基于JDE模型的群养生猪多目标跟踪

2023-01-16 09:45涂淑琴黄正鑫李承桀刘晓龙

农业工程学报 2022年17期

涂淑琴，黄磊，梁云，黄正鑫，李承桀，刘晓龙

基于JDE模型的群养生猪多目标跟踪

涂淑琴，黄磊，梁云※，黄正鑫，李承桀，刘晓龙

（华南农业大学数学与信息学院，广州 510642）

为实现群养生猪在不同场景下（白天与黑夜，猪只稀疏与稠密）的猪只个体准确检测与实时跟踪，该研究提出一种联合检测与跟踪（Joint Detection and Embedding，JDE）模型。首先利用特征提取模块对输入视频序列提取不同尺度的图像特征，产生3个预测头，预测头通过多任务协同学习输出3个分支，分别为分类信息、边界框回归信息和外观信息。3种信息在数据关联模块进行处理，其中分类信息和边界框回归信息输出检测框的位置，结合外观信息，通过包含卡尔曼滤波和匈牙利算法的数据关联算法输出视频序列。试验结果表明，本文JDE模型在公开数据集和自建数据集的总体检测平均精度均值（mean Average Precision，mAP）为92.9%，多目标跟踪精度（Multiple Object Tracking Accuracy，MOTA）为83.9%，IDF1得分为79.6%，每秒传输帧数（Frames Per Second，FPS）为73.9帧/s。在公开数据集中，对比目标检测和跟踪模块分离（Separate Detection and Embedding，SDE）模型，本文JDE模型在MOTA提升0.5个百分点的基础上，FPS提升340%，解决了采用SDE模型多目标跟踪实时性不足问题。对比TransTrack模型，本文JDE模型的MOTA和IDF1分别提升10.4个百分点和6.6个百分点，FPS提升324%。实现养殖环境下的群养生猪多目标实时跟踪，可为大规模生猪养殖的精准管理提供技术支持。
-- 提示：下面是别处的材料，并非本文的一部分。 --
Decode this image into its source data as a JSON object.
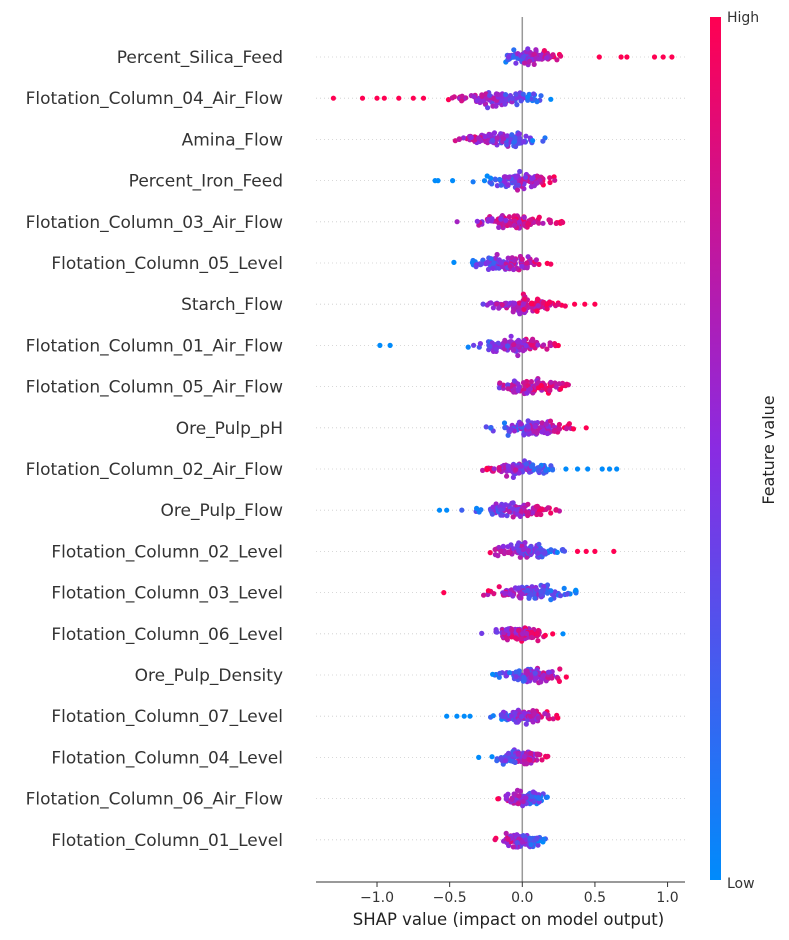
{
  "chart_data": {
    "type": "scatter",
    "subtype": "shap-beeswarm",
    "title": "",
    "xlabel": "SHAP value (impact on model output)",
    "ylabel": "",
    "xlim": [
      -1.42,
      1.12
    ],
    "x_ticks": [
      -1.0,
      -0.5,
      0.0,
      0.5,
      1.0
    ],
    "x_tick_labels": [
      "−1.0",
      "−0.5",
      "0.0",
      "0.5",
      "1.0"
    ],
    "grid": false,
    "colorbar": {
      "title": "Feature value",
      "high_label": "High",
      "low_label": "Low",
      "high_color": "#ff0052",
      "mid_color": "#8a2be2",
      "low_color": "#008bfb"
    },
    "features": [
      {
        "name": "Percent_Silica_Feed",
        "min": -0.4,
        "max": 1.05,
        "core_lo": -0.22,
        "core_hi": 0.27,
        "lo_color": "blue",
        "outliers": [
          [
            0.53,
            1
          ],
          [
            0.68,
            1
          ],
          [
            0.72,
            1
          ],
          [
            0.91,
            1
          ],
          [
            0.97,
            1
          ],
          [
            1.03,
            1
          ]
        ]
      },
      {
        "name": "Flotation_Column_04_Air_Flow",
        "min": -1.3,
        "max": 0.25,
        "core_lo": -0.55,
        "core_hi": 0.2,
        "lo_color": "red",
        "outliers": [
          [
            -1.3,
            1
          ],
          [
            -1.1,
            1
          ],
          [
            -1.0,
            1
          ],
          [
            -0.95,
            1
          ],
          [
            -0.85,
            1
          ],
          [
            -0.75,
            1
          ],
          [
            -0.68,
            1
          ]
        ]
      },
      {
        "name": "Amina_Flow",
        "min": -0.68,
        "max": 0.22,
        "core_lo": -0.55,
        "core_hi": 0.2,
        "lo_color": "red",
        "outliers": []
      },
      {
        "name": "Percent_Iron_Feed",
        "min": -0.62,
        "max": 0.27,
        "core_lo": -0.35,
        "core_hi": 0.25,
        "lo_color": "blue",
        "outliers": [
          [
            -0.6,
            0
          ],
          [
            -0.58,
            0
          ],
          [
            -0.48,
            0
          ]
        ]
      },
      {
        "name": "Flotation_Column_03_Air_Flow",
        "min": -0.52,
        "max": 0.28,
        "core_lo": -0.45,
        "core_hi": 0.28,
        "lo_color": "purple",
        "outliers": []
      },
      {
        "name": "Flotation_Column_05_Level",
        "min": -0.5,
        "max": 0.2,
        "core_lo": -0.48,
        "core_hi": 0.2,
        "lo_color": "blue",
        "outliers": []
      },
      {
        "name": "Starch_Flow",
        "min": -0.38,
        "max": 0.52,
        "core_lo": -0.3,
        "core_hi": 0.3,
        "lo_color": "purple",
        "outliers": [
          [
            0.36,
            1
          ],
          [
            0.43,
            1
          ],
          [
            0.5,
            1
          ]
        ]
      },
      {
        "name": "Flotation_Column_01_Air_Flow",
        "min": -1.0,
        "max": 0.3,
        "core_lo": -0.45,
        "core_hi": 0.25,
        "lo_color": "blue",
        "outliers": [
          [
            -0.98,
            0
          ],
          [
            -0.91,
            0
          ]
        ]
      },
      {
        "name": "Flotation_Column_05_Air_Flow",
        "min": -0.25,
        "max": 0.36,
        "core_lo": -0.25,
        "core_hi": 0.35,
        "lo_color": "purple",
        "outliers": []
      },
      {
        "name": "Ore_Pulp_pH",
        "min": -0.32,
        "max": 0.45,
        "core_lo": -0.32,
        "core_hi": 0.4,
        "lo_color": "blue",
        "outliers": [
          [
            0.44,
            1
          ]
        ]
      },
      {
        "name": "Flotation_Column_02_Air_Flow",
        "min": -0.32,
        "max": 0.65,
        "core_lo": -0.32,
        "core_hi": 0.25,
        "lo_color": "red",
        "outliers": [
          [
            0.3,
            0
          ],
          [
            0.38,
            0
          ],
          [
            0.45,
            0
          ],
          [
            0.55,
            0
          ],
          [
            0.6,
            0
          ],
          [
            0.65,
            0
          ]
        ]
      },
      {
        "name": "Ore_Pulp_Flow",
        "min": -0.57,
        "max": 0.27,
        "core_lo": -0.45,
        "core_hi": 0.27,
        "lo_color": "blue",
        "outliers": [
          [
            -0.57,
            0
          ],
          [
            -0.52,
            0
          ]
        ]
      },
      {
        "name": "Flotation_Column_02_Level",
        "min": -0.3,
        "max": 0.63,
        "core_lo": -0.3,
        "core_hi": 0.3,
        "lo_color": "red",
        "outliers": [
          [
            0.38,
            1
          ],
          [
            0.44,
            1
          ],
          [
            0.5,
            1
          ],
          [
            0.63,
            1
          ]
        ]
      },
      {
        "name": "Flotation_Column_03_Level",
        "min": -0.55,
        "max": 0.38,
        "core_lo": -0.35,
        "core_hi": 0.38,
        "lo_color": "red",
        "outliers": [
          [
            -0.54,
            1
          ]
        ]
      },
      {
        "name": "Flotation_Column_06_Level",
        "min": -0.32,
        "max": 0.28,
        "core_lo": -0.3,
        "core_hi": 0.22,
        "lo_color": "purple",
        "outliers": [
          [
            0.28,
            0
          ]
        ]
      },
      {
        "name": "Ore_Pulp_Density",
        "min": -0.25,
        "max": 0.38,
        "core_lo": -0.25,
        "core_hi": 0.38,
        "lo_color": "blue",
        "outliers": []
      },
      {
        "name": "Flotation_Column_07_Level",
        "min": -0.52,
        "max": 0.25,
        "core_lo": -0.25,
        "core_hi": 0.25,
        "lo_color": "blue",
        "outliers": [
          [
            -0.52,
            0
          ],
          [
            -0.45,
            0
          ],
          [
            -0.4,
            0
          ],
          [
            -0.36,
            0
          ]
        ]
      },
      {
        "name": "Flotation_Column_04_Level",
        "min": -0.3,
        "max": 0.18,
        "core_lo": -0.25,
        "core_hi": 0.18,
        "lo_color": "blue",
        "outliers": [
          [
            -0.3,
            0
          ]
        ]
      },
      {
        "name": "Flotation_Column_06_Air_Flow",
        "min": -0.2,
        "max": 0.2,
        "core_lo": -0.2,
        "core_hi": 0.2,
        "lo_color": "red",
        "outliers": []
      },
      {
        "name": "Flotation_Column_01_Level",
        "min": -0.22,
        "max": 0.18,
        "core_lo": -0.22,
        "core_hi": 0.18,
        "lo_color": "red",
        "outliers": []
      }
    ]
  }
}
目标检测；目标跟踪；联合检测与跟踪；数据关联；群养生猪

0 引言

生猪产业一直是国内畜牧业的支柱产业，其发展关系到国家食物安全、社会稳定及国民经济的协调发展。生猪养殖业正朝着规模化、专业化、智能化和精细化发展。目前，在劳动力短缺的情况下，智能与精准畜牧业对帮助农户实现畜牧业规模化生产具有重要作用[1]。通过视频摄像头，采用计算机视觉技术获取每头猪每天的体重变化、运动轨迹、饮食情况和行为变化等数据，监测猪只行为和健康，预测猪只个体异常情况，实现生猪生产过程的精确控制[2]，对提高生猪的福利具有重要价值[3]。因此，采用多目标跟踪技术，准确跟踪群养生猪中的个体，识别猪只行为变化，对提高农场的智能化管理水平和生产力具有重要意义。

目前，国内外研究者在禽畜跟踪的方面进行很多研究。有些研究者通过给禽畜穿戴自动跟踪设备实现跟踪禽畜。如Zambelis等[4]使用耳标加速计对饲养奶牛的喂养和活动行为进行观察。Giovanetti等[5]将三轴加速度计传感器安装在羊的身体上，然后测量羊在牧场的行为。Krista等[6]将运动能耗仪安装在母羊的项圈上，以此评估绵羊行为活动水平。这些方法在某些情况下对于禽畜的观察是可行的，但是，使用可穿戴自动跟踪设备会影响禽畜的行为，严重情况下会影响其自由活动，降低动物福利。另外，大量可穿戴自动跟踪设备会增加生产的成本。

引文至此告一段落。